Afincado, pues, a lo largo de siete fecundos meses en Brión, nuestro artista trazará, a partir de ese epicentro del Valle de A Mahía, una muy peculiar geografía selectiva, aquella que dibujan los libros que con esta muestra retornan, rumbo noroeste, a su cita con la tierra que los inspiró. Horizonte de síntesis que no atiende sino al particular magnetismo de tal o cual paraje simbólico, lugares de poder que actúan como puntos focales de intersección en la trama de irradiación de lo sagrado. En unos casos – o en ciertos libros, cabría decir – remiten al entorno más próximo a la intimidad del taller. Surgen así invocaciones como la inscrita con brotes de piñeiro bravo en el hospitalario lecho de cera, en un eco de la insondable nostalgia sonora del Bastavales de Rosalía, o la que, con entrelazados tréboles y siluetas de topos carmesíes, honra, en el despojo de sus torres, la memoria de aquellos señores de Altamira que Otero Pedrayo describe como “la casta de las cabezas de lobo heráldicas”.

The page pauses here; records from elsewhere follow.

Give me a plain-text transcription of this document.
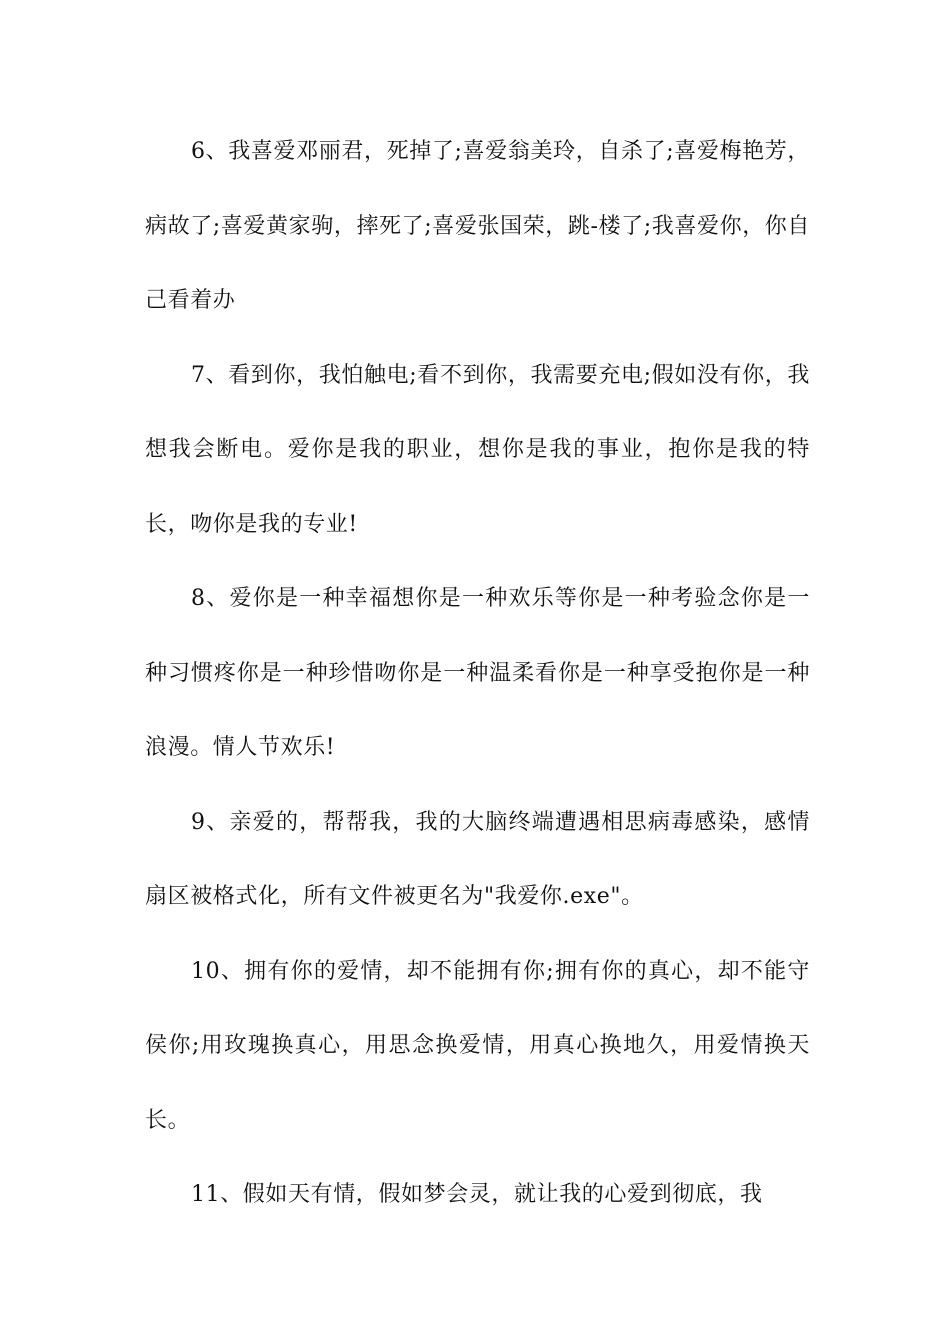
6、我喜爱邓丽君，死掉了;喜爱翁美玲，自杀了;喜爱梅艳芳，病故了;喜爱黄家驹，摔死了;喜爱张国荣，跳-楼了;我喜爱你，你自己看着办

7、看到你，我怕触电;看不到你，我需要充电;假如没有你，我想我会断电。爱你是我的职业，想你是我的事业，抱你是我的特长，吻你是我的专业!

8、爱你是一种幸福想你是一种欢乐等你是一种考验念你是一种习惯疼你是一种珍惜吻你是一种温柔看你是一种享受抱你是一种浪漫。情人节欢乐!

9、亲爱的，帮帮我，我的大脑终端遭遇相思病毒感染，感情扇区被格式化，所有文件被更名为"我爱你.exe"。

10、拥有你的爱情，却不能拥有你;拥有你的真心，却不能守侯你;用玫瑰换真心，用思念换爱情，用真心换地久，用爱情换天长。

11、假如天有情，假如梦会灵，就让我的心爱到彻底，我
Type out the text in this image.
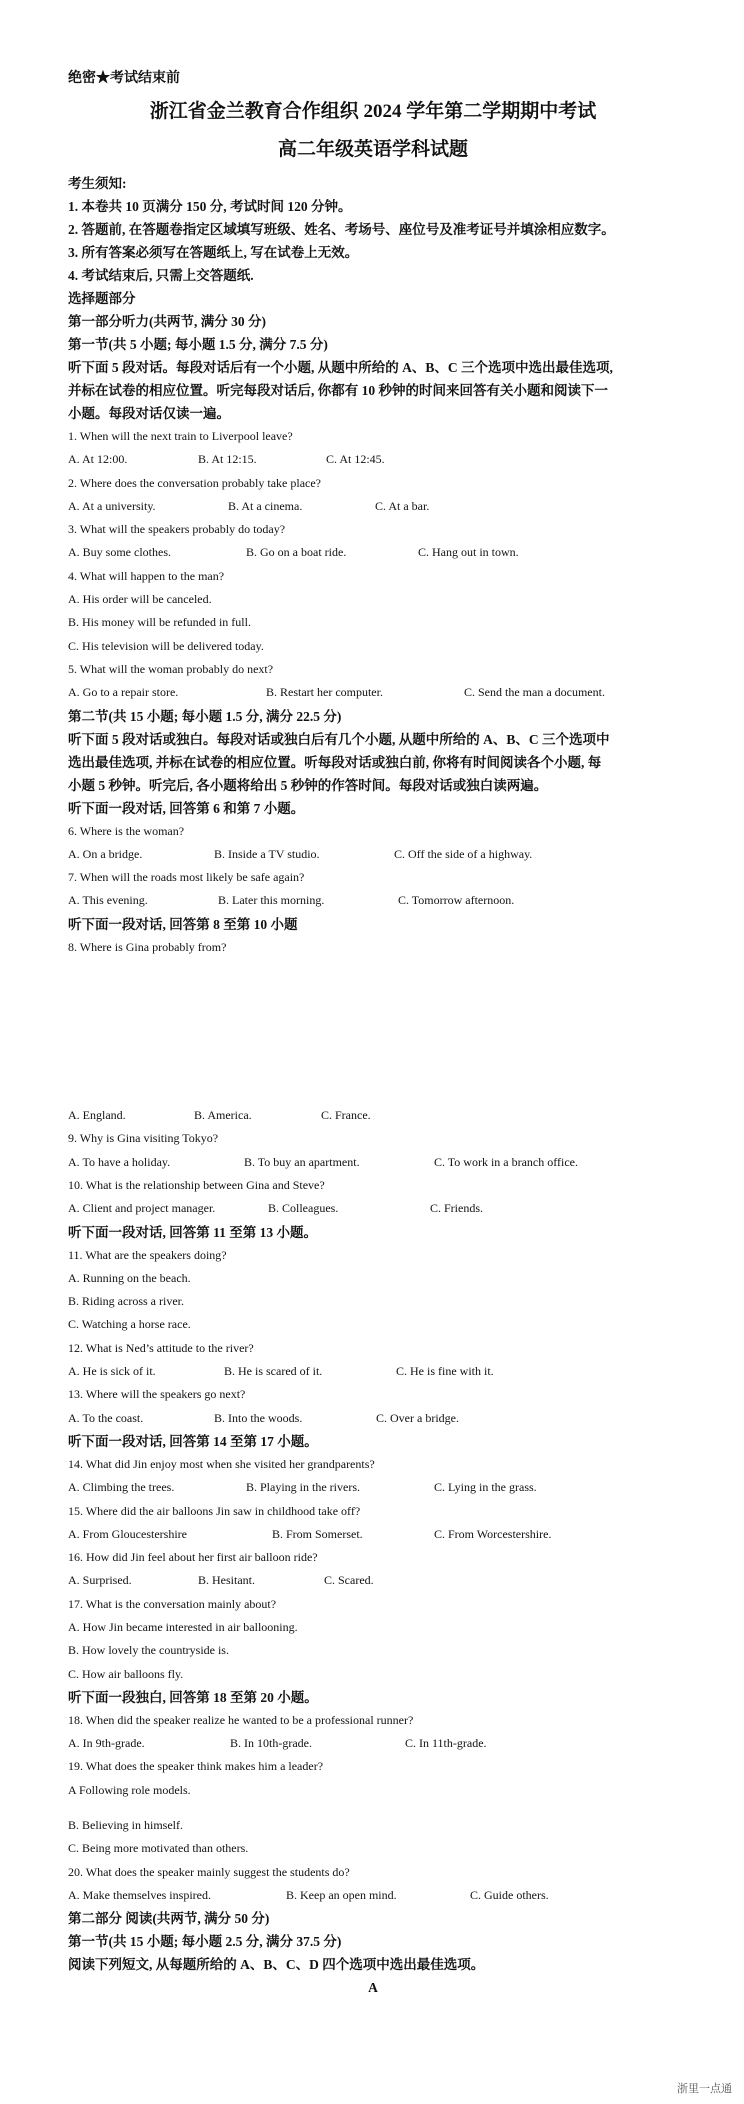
绝密★考试结束前
浙江省金兰教育合作组织 2024 学年第二学期期中考试
高二年级英语学科试题
考生须知:
1. 本卷共 10 页满分 150 分, 考试时间 120 分钟。
2. 答题前, 在答题卷指定区域填写班级、姓名、考场号、座位号及准考证号并填涂相应数字。
3. 所有答案必须写在答题纸上, 写在试卷上无效。
4. 考试结束后, 只需上交答题纸.
选择题部分
第一部分听力(共两节, 满分 30 分)
第一节(共 5 小题; 每小题 1.5 分, 满分 7.5 分)
听下面 5 段对话。每段对话后有一个小题, 从题中所给的 A、B、C 三个选项中选出最佳选项,
并标在试卷的相应位置。听完每段对话后, 你都有 10 秒钟的时间来回答有关小题和阅读下一
小题。每段对话仅读一遍。
1. When will the next train to Liverpool leave?
A. At 12:00.	B. At 12:15.	C. At 12:45.
2. Where does the conversation probably take place?
A. At a university.	B. At a cinema.	C. At a bar.
3. What will the speakers probably do today?
A. Buy some clothes.	B. Go on a boat ride.	C. Hang out in town.
4. What will happen to the man?
A. His order will be canceled.
B. His money will be refunded in full.
C. His television will be delivered today.
5. What will the woman probably do next?
A. Go to a repair store.	B. Restart her computer.	C. Send the man a document.
第二节(共 15 小题; 每小题 1.5 分, 满分 22.5 分)
听下面 5 段对话或独白。每段对话或独白后有几个小题, 从题中所给的 A、B、C 三个选项中
选出最佳选项, 并标在试卷的相应位置。听每段对话或独白前, 你将有时间阅读各个小题, 每
小题 5 秒钟。听完后, 各小题将给出 5 秒钟的作答时间。每段对话或独白读两遍。
听下面一段对话, 回答第 6 和第 7 小题。
6. Where is the woman?
A. On a bridge.	B. Inside a TV studio.	C. Off the side of a highway.
7. When will the roads most likely be safe again?
A. This evening.	B. Later this morning.	C. Tomorrow afternoon.
听下面一段对话, 回答第 8 至第 10 小题
8. Where is Gina probably from?
A. England.	B. America.	C. France.
9. Why is Gina visiting Tokyo?
A. To have a holiday.	B. To buy an apartment.	C. To work in a branch office.
10. What is the relationship between Gina and Steve?
A. Client and project manager.	B. Colleagues.	C. Friends.
听下面一段对话, 回答第 11 至第 13 小题。
11. What are the speakers doing?
A. Running on the beach.
B. Riding across a river.
C. Watching a horse race.
12. What is Ned’s attitude to the river?
A. He is sick of it.	B. He is scared of it.	C. He is fine with it.
13. Where will the speakers go next?
A. To the coast.	B. Into the woods.	C. Over a bridge.
听下面一段对话, 回答第 14 至第 17 小题。
14. What did Jin enjoy most when she visited her grandparents?
A. Climbing the trees.	B. Playing in the rivers.	C. Lying in the grass.
15. Where did the air balloons Jin saw in childhood take off?
A. From Gloucestershire	B. From Somerset.	C. From Worcestershire.
16. How did Jin feel about her first air balloon ride?
A. Surprised.	B. Hesitant.	C. Scared.
17. What is the conversation mainly about?
A. How Jin became interested in air ballooning.
B. How lovely the countryside is.
C. How air balloons fly.
听下面一段独白, 回答第 18 至第 20 小题。
18. When did the speaker realize he wanted to be a professional runner?
A. In 9th-grade.	B. In 10th-grade.	C. In 11th-grade.
19. What does the speaker think makes him a leader?
A Following role models.
B. Believing in himself.
C. Being more motivated than others.
20. What does the speaker mainly suggest the students do?
A. Make themselves inspired.	B. Keep an open mind.	C. Guide others.
第二部分 阅读(共两节, 满分 50 分)
第一节(共 15 小题; 每小题 2.5 分, 满分 37.5 分)
阅读下列短文, 从每题所给的 A、B、C、D 四个选项中选出最佳选项。
A
浙里一点通
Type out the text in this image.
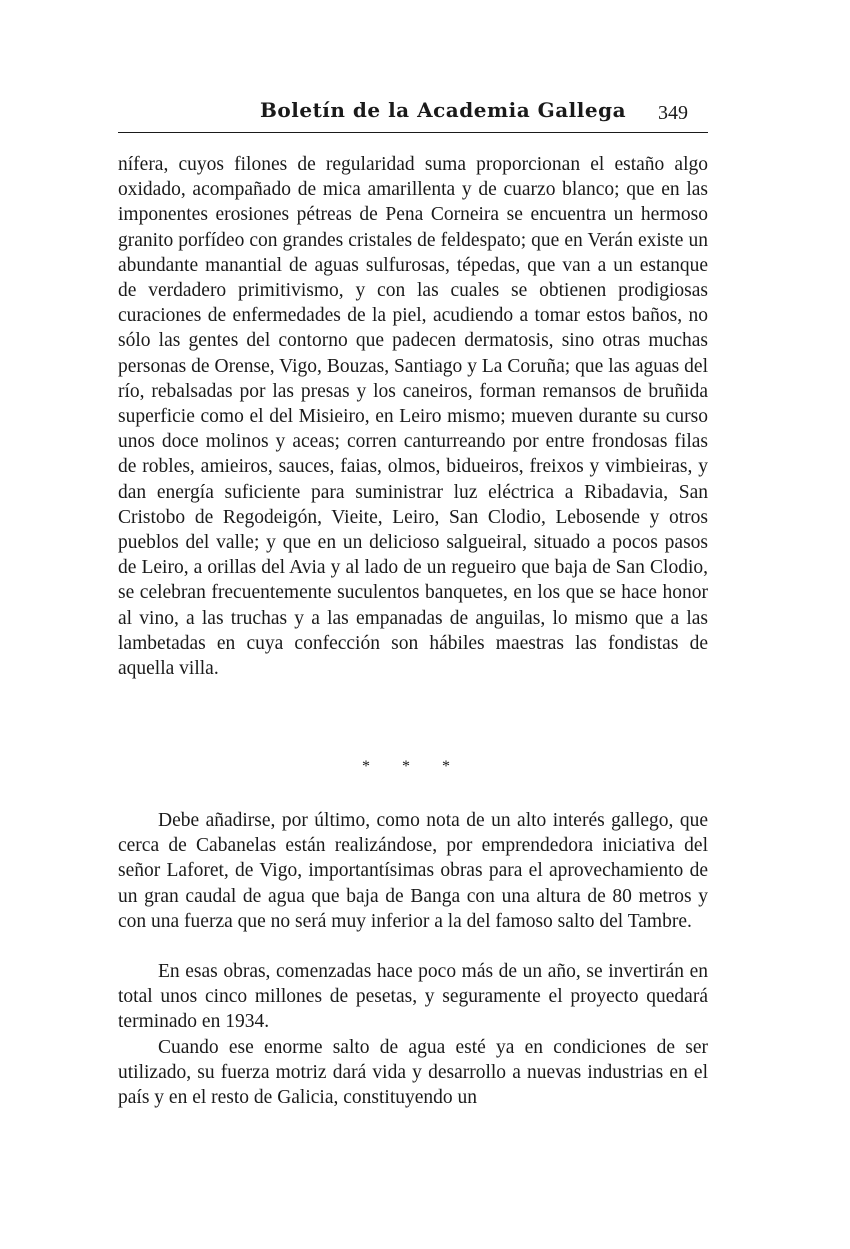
Boletín de la Academia Gallega 349

nífera, cuyos filones de regularidad suma proporcionan el estaño algo oxidado, acompañado de mica amarillenta y de cuarzo blanco; que en las imponentes erosiones pétreas de Pena Corneira se encuentra un hermoso granito porfídeo con grandes cristales de feldespato; que en Verán existe un abundante manantial de aguas sulfurosas, tépedas, que van a un estanque de verdadero primitivismo, y con las cuales se obtienen prodigiosas curaciones de enfermedades de la piel, acudiendo a tomar estos baños, no sólo las gentes del contorno que padecen dermatosis, sino otras muchas personas de Orense, Vigo, Bouzas, Santiago y La Coruña; que las aguas del río, rebalsadas por las presas y los caneiros, forman remansos de bruñida superficie como el del Misieiro, en Leiro mismo; mueven durante su curso unos doce molinos y aceas; corren canturreando por entre frondosas filas de robles, amieiros, sauces, faias, olmos, bidueiros, freixos y vimbieiras, y dan energía suficiente para suministrar luz eléctrica a Ribadavia, San Cristobo de Regodeigón, Vieite, Leiro, San Clodio, Lebosende y otros pueblos del valle; y que en un delicioso salgueiral, situado a pocos pasos de Leiro, a orillas del Avia y al lado de un regueiro que baja de San Clodio, se celebran frecuentemente suculentos banquetes, en los que se hace honor al vino, a las truchas y a las empanadas de anguilas, lo mismo que a las lambetadas en cuya confección son hábiles maestras las fondistas de aquella villa.

* * *

Debe añadirse, por último, como nota de un alto interés gallego, que cerca de Cabanelas están realizándose, por emprendedora iniciativa del señor Laforet, de Vigo, importantísimas obras para el aprovechamiento de un gran caudal de agua que baja de Banga con una altura de 80 metros y con una fuerza que no será muy inferior a la del famoso salto del Tambre.

En esas obras, comenzadas hace poco más de un año, se invertirán en total unos cinco millones de pesetas, y seguramente el proyecto quedará terminado en 1934.

Cuando ese enorme salto de agua esté ya en condiciones de ser utilizado, su fuerza motriz dará vida y desarrollo a nuevas industrias en el país y en el resto de Galicia, constituyendo un
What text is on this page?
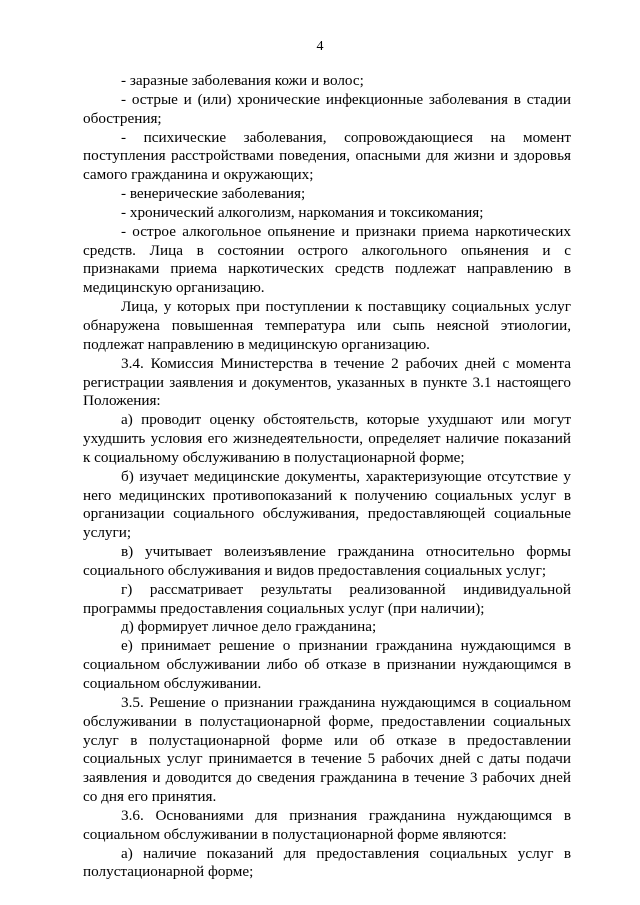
4

- заразные заболевания кожи и волос;

- острые и (или) хронические инфекционные заболевания в стадии обострения;

- психические заболевания, сопровождающиеся на момент поступления расстройствами поведения, опасными для жизни и здоровья самого гражданина и окружающих;

- венерические заболевания;

- хронический алкоголизм, наркомания и токсикомания;

- острое алкогольное опьянение и признаки приема наркотических средств. Лица в состоянии острого алкогольного опьянения и с признаками приема наркотических средств подлежат направлению в медицинскую организацию.

Лица, у которых при поступлении к поставщику социальных услуг обнаружена повышенная температура или сыпь неясной этиологии, подлежат направлению в медицинскую организацию.

3.4. Комиссия Министерства в течение 2 рабочих дней с момента регистрации заявления и документов, указанных в пункте 3.1 настоящего Положения:

а) проводит оценку обстоятельств, которые ухудшают или могут ухудшить условия его жизнедеятельности, определяет наличие показаний к социальному обслуживанию в полустационарной форме;

б) изучает медицинские документы, характеризующие отсутствие у него медицинских противопоказаний к получению социальных услуг в организации социального обслуживания, предоставляющей социальные услуги;

в) учитывает волеизъявление гражданина относительно формы социального обслуживания и видов предоставления социальных услуг;

г) рассматривает результаты реализованной индивидуальной программы предоставления социальных услуг (при наличии);

д) формирует личное дело гражданина;

е) принимает решение о признании гражданина нуждающимся в социальном обслуживании либо об отказе в признании нуждающимся в социальном обслуживании.

3.5. Решение о признании гражданина нуждающимся в социальном обслуживании в полустационарной форме, предоставлении социальных услуг в полустационарной форме или об отказе в предоставлении социальных услуг принимается в течение 5 рабочих дней с даты подачи заявления и доводится до сведения гражданина в течение 3 рабочих дней со дня его принятия.

3.6. Основаниями для признания гражданина нуждающимся в социальном обслуживании в полустационарной форме являются:

а) наличие показаний для предоставления социальных услуг в полустационарной форме;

Llevan, luego, otros recodos de este mapa secreto hasta un árbol único o una roca de culto, de los que luego dan testimonio los libros con las bellotas, origen y potencia seminal de lo arbóreo, del roble de Guldrís o con el mosaico mineral que esconde el enigma de A pedra de Abalar. Y en ese peregrinar de lo imaginario el círculo se ensancha hacia derivas más remotas. Alcanzará primero los aledaños esquivos de O Pindo, el monte sagrado por excelencia, evocado en el canto de áureas espigas. Luego vendrá, orillas del Sil, el rastro espectral de los cenobios de la Riveira Sacra, desdoblado entre las sombras chinescas de sus bosques y el molde del corazón ausente de una rama. Llegará, en vida o muerte, su peregrinar, con un libro aromático, al santuario de San Andrés de Teixido, hasta alcanzar, al fin, en un diálogo que conchas y semillas escriben en la arena, ese otro finisterre del septentrión que llaman Estaca de Bares. En tal volumen, por nombre Trance, las corazas leñosas del fruto del eucalipto componen, disciplinadamente, un precisa geometría ornamental; en aquel otro, tanto en Máscara como en Eucalipto marcado en Boaventura, serán las hojas del árbol las que estampen en el papel su huella o dibujen a fuego, sobre tierna corteza, su perfil. Y es que, como suelen decir que hace el tiempo, en el prodigioso bosque de libros que vertebra el hacer de Miguel Ángel Blanco, es también la propia Naturaleza quien pinta, en el inacabable esplendor de esa letanía enigmática, el canto de la tierra.